Given a commutative ring $R$, is every ring with a homomorphism from $R$ an $R$-algebra if and only if $R$ is a solid ring?
A ring $R$ is said to be solid if the unique homomorphism $\mathbb{Z} \to R$ is an epimorphism in the category of rings, or equivalently, if $r \otimes 1=1 \otimes r \in R \otimes_{\mathbb{Z}} R$ for all $r \in R$.
Also, it is known that a ring homomorphism $f:R \to A$ makes $A$ into an $R$-algebra if and only if $f(R) \subseteq Z(A)$, where $Z(A)$ is the center of $A$.

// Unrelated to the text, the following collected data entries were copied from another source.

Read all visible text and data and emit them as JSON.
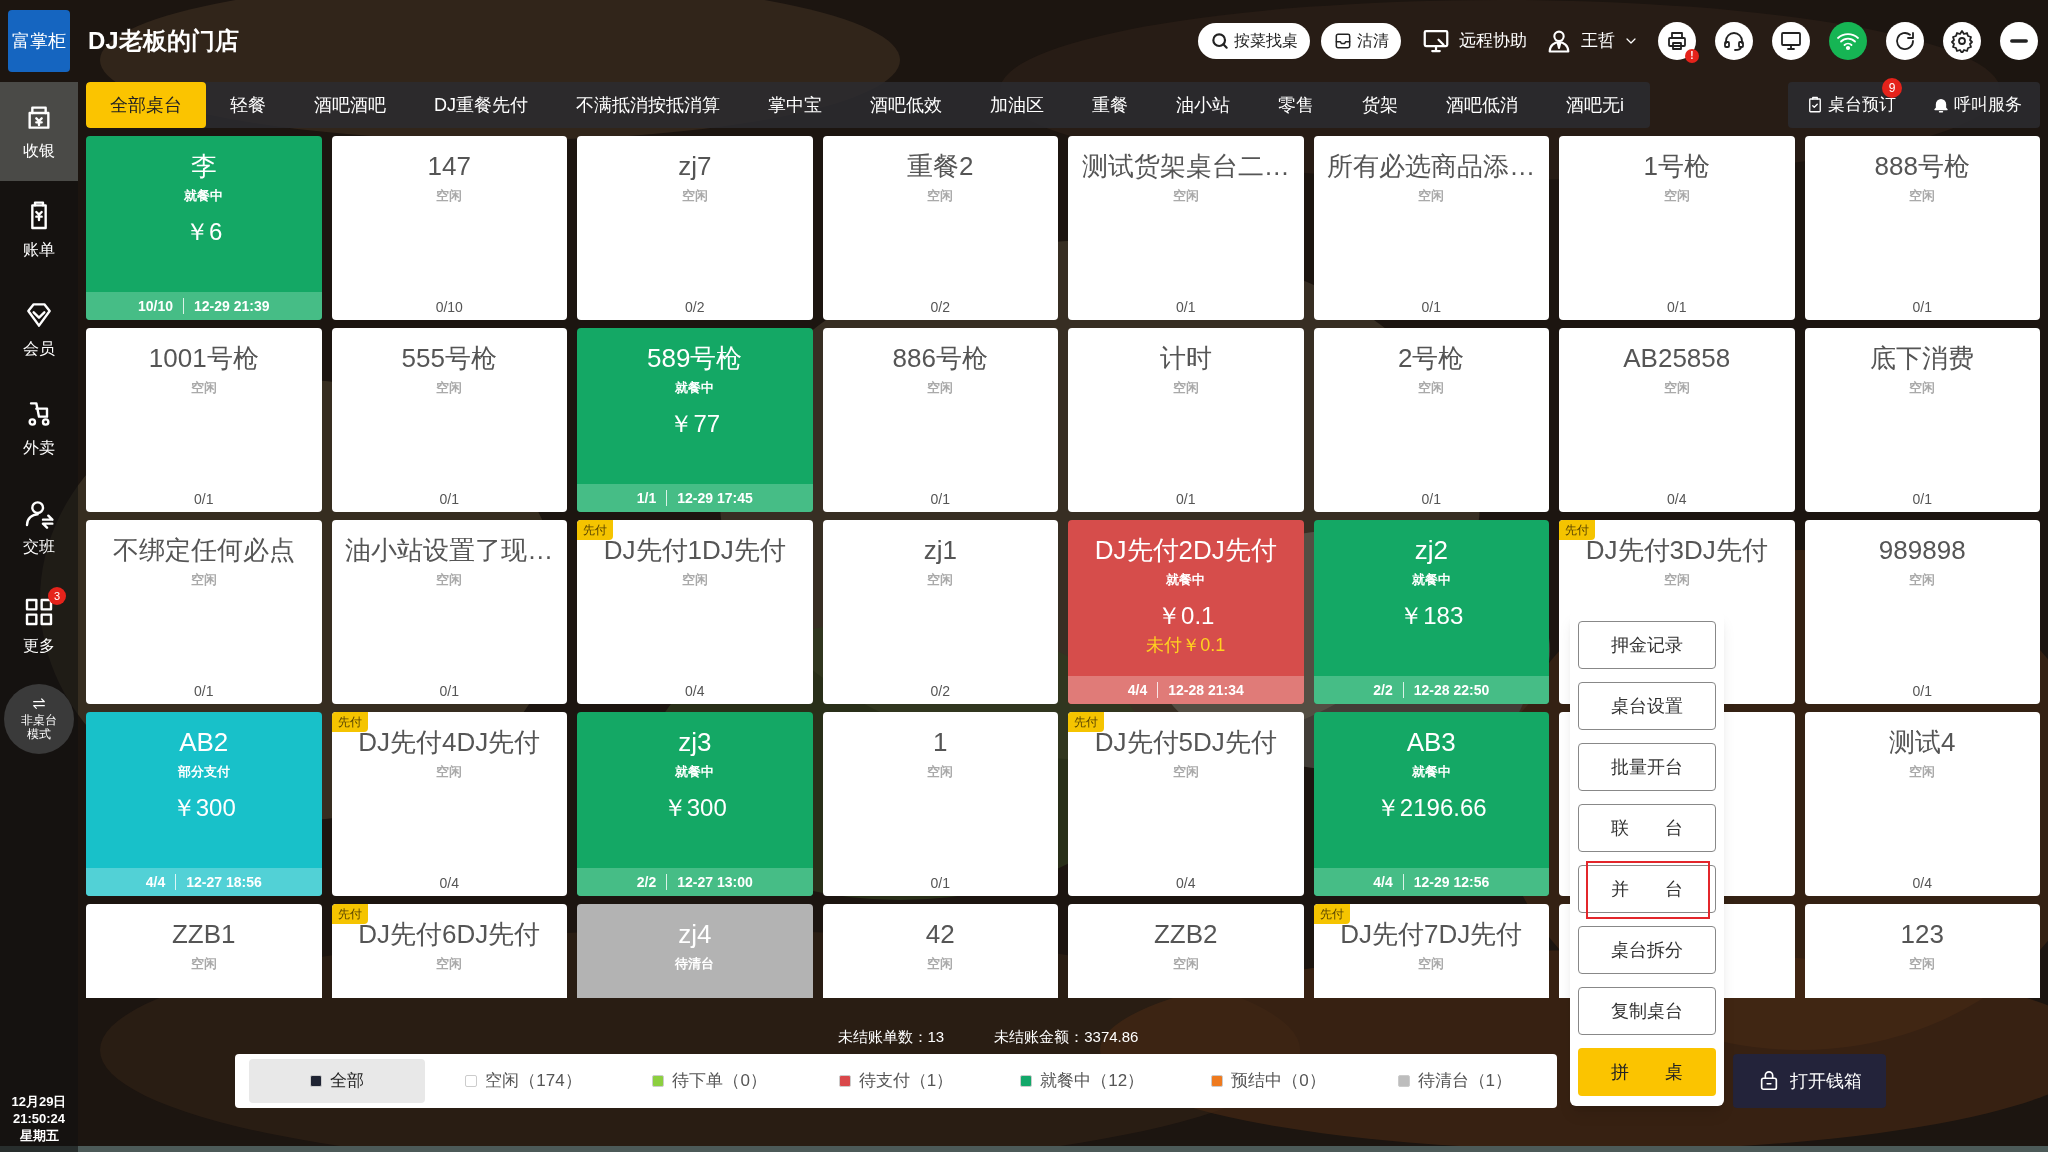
{
  "store": {
    "logo": "富掌柜",
    "name": "DJ老板的门店"
  },
  "toolbar": {
    "find_button": "按菜找桌",
    "soldout_button": "沽清",
    "remote": "远程协助",
    "user": "王哲",
    "printer_alert": "!"
  },
  "sidebar": {
    "items": [
      {
        "label": "收银",
        "selected": true
      },
      {
        "label": "账单",
        "selected": false
      },
      {
        "label": "会员",
        "selected": false
      },
      {
        "label": "外卖",
        "selected": false
      },
      {
        "label": "交班",
        "selected": false
      },
      {
        "label": "更多",
        "selected": false,
        "badge": "3"
      }
    ],
    "mode_button": "非桌台模式"
  },
  "clock": {
    "date": "12月29日",
    "time": "21:50:24",
    "weekday": "星期五"
  },
  "areas": [
    {
      "label": "全部桌台",
      "selected": true
    },
    {
      "label": "轻餐",
      "selected": false
    },
    {
      "label": "酒吧酒吧",
      "selected": false
    },
    {
      "label": "DJ重餐先付",
      "selected": false
    },
    {
      "label": "不满抵消按抵消算",
      "selected": false
    },
    {
      "label": "掌中宝",
      "selected": false
    },
    {
      "label": "酒吧低效",
      "selected": false
    },
    {
      "label": "加油区",
      "selected": false
    },
    {
      "label": "重餐",
      "selected": false
    },
    {
      "label": "油小站",
      "selected": false
    },
    {
      "label": "零售",
      "selected": false
    },
    {
      "label": "货架",
      "selected": false
    },
    {
      "label": "酒吧低消",
      "selected": false
    },
    {
      "label": "酒吧无i",
      "selected": false
    }
  ],
  "right_actions": [
    {
      "kind": "reserve",
      "label": "桌台预订",
      "badge": "9"
    },
    {
      "kind": "call",
      "label": "呼叫服务"
    }
  ],
  "tables": [
    {
      "kind": "dining",
      "name": "李",
      "status": "就餐中",
      "amount": "￥6",
      "seats": "10/10",
      "time": "12-29 21:39"
    },
    {
      "kind": "idle",
      "name": "147",
      "status": "空闲",
      "seats": "0/10"
    },
    {
      "kind": "idle",
      "name": "zj7",
      "status": "空闲",
      "seats": "0/2"
    },
    {
      "kind": "idle",
      "name": "重餐2",
      "status": "空闲",
      "seats": "0/2"
    },
    {
      "kind": "idle",
      "name": "测试货架桌台二…",
      "status": "空闲",
      "seats": "0/1"
    },
    {
      "kind": "idle",
      "name": "所有必选商品添…",
      "status": "空闲",
      "seats": "0/1"
    },
    {
      "kind": "idle",
      "name": "1号枪",
      "status": "空闲",
      "seats": "0/1"
    },
    {
      "kind": "idle",
      "name": "888号枪",
      "status": "空闲",
      "seats": "0/1"
    },
    {
      "kind": "idle",
      "name": "1001号枪",
      "status": "空闲",
      "seats": "0/1"
    },
    {
      "kind": "idle",
      "name": "555号枪",
      "status": "空闲",
      "seats": "0/1"
    },
    {
      "kind": "dining",
      "name": "589号枪",
      "status": "就餐中",
      "amount": "￥77",
      "seats": "1/1",
      "time": "12-29 17:45"
    },
    {
      "kind": "idle",
      "name": "886号枪",
      "status": "空闲",
      "seats": "0/1"
    },
    {
      "kind": "idle",
      "name": "计时",
      "status": "空闲",
      "seats": "0/1"
    },
    {
      "kind": "idle",
      "name": "2号枪",
      "status": "空闲",
      "seats": "0/1"
    },
    {
      "kind": "idle",
      "name": "AB25858",
      "status": "空闲",
      "seats": "0/4"
    },
    {
      "kind": "idle",
      "name": "底下消费",
      "status": "空闲",
      "seats": "0/1"
    },
    {
      "kind": "idle",
      "name": "不绑定任何必点",
      "status": "空闲",
      "seats": "0/1"
    },
    {
      "kind": "idle",
      "name": "油小站设置了现…",
      "status": "空闲",
      "seats": "0/1"
    },
    {
      "kind": "idle",
      "name": "DJ先付1DJ先付",
      "status": "空闲",
      "seats": "0/4",
      "badge": "先付"
    },
    {
      "kind": "idle",
      "name": "zj1",
      "status": "空闲",
      "seats": "0/2"
    },
    {
      "kind": "unpaid",
      "name": "DJ先付2DJ先付",
      "status": "就餐中",
      "amount": "￥0.1",
      "unpaid": "未付￥0.1",
      "seats": "4/4",
      "time": "12-28 21:34"
    },
    {
      "kind": "dining",
      "name": "zj2",
      "status": "就餐中",
      "amount": "￥183",
      "seats": "2/2",
      "time": "12-28 22:50"
    },
    {
      "kind": "idle",
      "name": "DJ先付3DJ先付",
      "status": "空闲",
      "badge": "先付"
    },
    {
      "kind": "idle",
      "name": "989898",
      "status": "空闲",
      "seats": "0/1"
    },
    {
      "kind": "partial",
      "name": "AB2",
      "status": "部分支付",
      "amount": "￥300",
      "seats": "4/4",
      "time": "12-27 18:56"
    },
    {
      "kind": "idle",
      "name": "DJ先付4DJ先付",
      "status": "空闲",
      "seats": "0/4",
      "badge": "先付"
    },
    {
      "kind": "dining",
      "name": "zj3",
      "status": "就餐中",
      "amount": "￥300",
      "seats": "2/2",
      "time": "12-27 13:00"
    },
    {
      "kind": "idle",
      "name": "1",
      "status": "空闲",
      "seats": "0/1"
    },
    {
      "kind": "idle",
      "name": "DJ先付5DJ先付",
      "status": "空闲",
      "seats": "0/4",
      "badge": "先付"
    },
    {
      "kind": "dining",
      "name": "AB3",
      "status": "就餐中",
      "amount": "￥2196.66",
      "seats": "4/4",
      "time": "12-29 12:56"
    },
    {
      "kind": "covered"
    },
    {
      "kind": "idle",
      "name": "测试4",
      "status": "空闲",
      "seats": "0/4"
    },
    {
      "kind": "idle",
      "name": "ZZB1",
      "status": "空闲"
    },
    {
      "kind": "idle",
      "name": "DJ先付6DJ先付",
      "status": "空闲",
      "badge": "先付"
    },
    {
      "kind": "clearing",
      "name": "zj4",
      "status": "待清台"
    },
    {
      "kind": "idle",
      "name": "42",
      "status": "空闲"
    },
    {
      "kind": "idle",
      "name": "ZZB2",
      "status": "空闲"
    },
    {
      "kind": "idle",
      "name": "DJ先付7DJ先付",
      "status": "空闲",
      "badge": "先付"
    },
    {
      "kind": "covered"
    },
    {
      "kind": "idle",
      "name": "123",
      "status": "空闲"
    }
  ],
  "context_menu": [
    {
      "kind": "normal",
      "label": "押金记录",
      "highlighted": false
    },
    {
      "kind": "normal",
      "label": "桌台设置",
      "highlighted": false
    },
    {
      "kind": "normal",
      "label": "批量开台",
      "highlighted": false
    },
    {
      "kind": "normal",
      "label": "联台",
      "highlighted": false
    },
    {
      "kind": "normal",
      "label": "并台",
      "highlighted": true
    },
    {
      "kind": "normal",
      "label": "桌台拆分",
      "highlighted": false
    },
    {
      "kind": "normal",
      "label": "复制桌台",
      "highlighted": false
    },
    {
      "kind": "primary",
      "label": "拼桌",
      "highlighted": false
    }
  ],
  "summary": {
    "unpaid_bills": "未结账单数：13",
    "unpaid_amount": "未结账金额：3374.86"
  },
  "filters": [
    {
      "label": "全部",
      "selected": true,
      "color": "#1f2433"
    },
    {
      "label": "空闲（174）",
      "selected": false,
      "color": "#ffffff"
    },
    {
      "label": "待下单（0）",
      "selected": false,
      "color": "#8ccf3f"
    },
    {
      "label": "待支付（1）",
      "selected": false,
      "color": "#d9484b"
    },
    {
      "label": "就餐中（12）",
      "selected": false,
      "color": "#13a86a"
    },
    {
      "label": "预结中（0）",
      "selected": false,
      "color": "#ee7a1f"
    },
    {
      "label": "待清台（1）",
      "selected": false,
      "color": "#bdbdbd"
    }
  ],
  "cash_drawer": "打开钱箱"
}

The "if" direction could be proven by considering the two $R$-module structures on $A$ induced by $f$ (where $ra$ is defined to be $f(r)a$ in one structure and $af(r)$ in the other) and noting that they must be the same if $R$ is solid (as any abelian group has at most one $R$-module structure).
For the "only if" direction, let $S$ be a ring with two homomorphisms $f,g:R \to S$. Then, define a multiplication on the abelian group $R \oplus S$ with the rule $(r, s)(r', s')=(rr', f(r)s'+sg(r')+ss')$. This should then make $R \oplus S$ an $R$-algebra (with the corresponding homomorphism mapping $r \mapsto (r, 0)$) if and only if $f=g$ and $f$ itself makes $S$ an $R$-algebra.
Is that right? If so, then as every ring with a homomorphism from $R$ is assumed to be an $R$-algebra, it follows in particular that $R \oplus S$ must be an $R$-algebra, so one must have $f=g$, thus proving that $R$ is solid.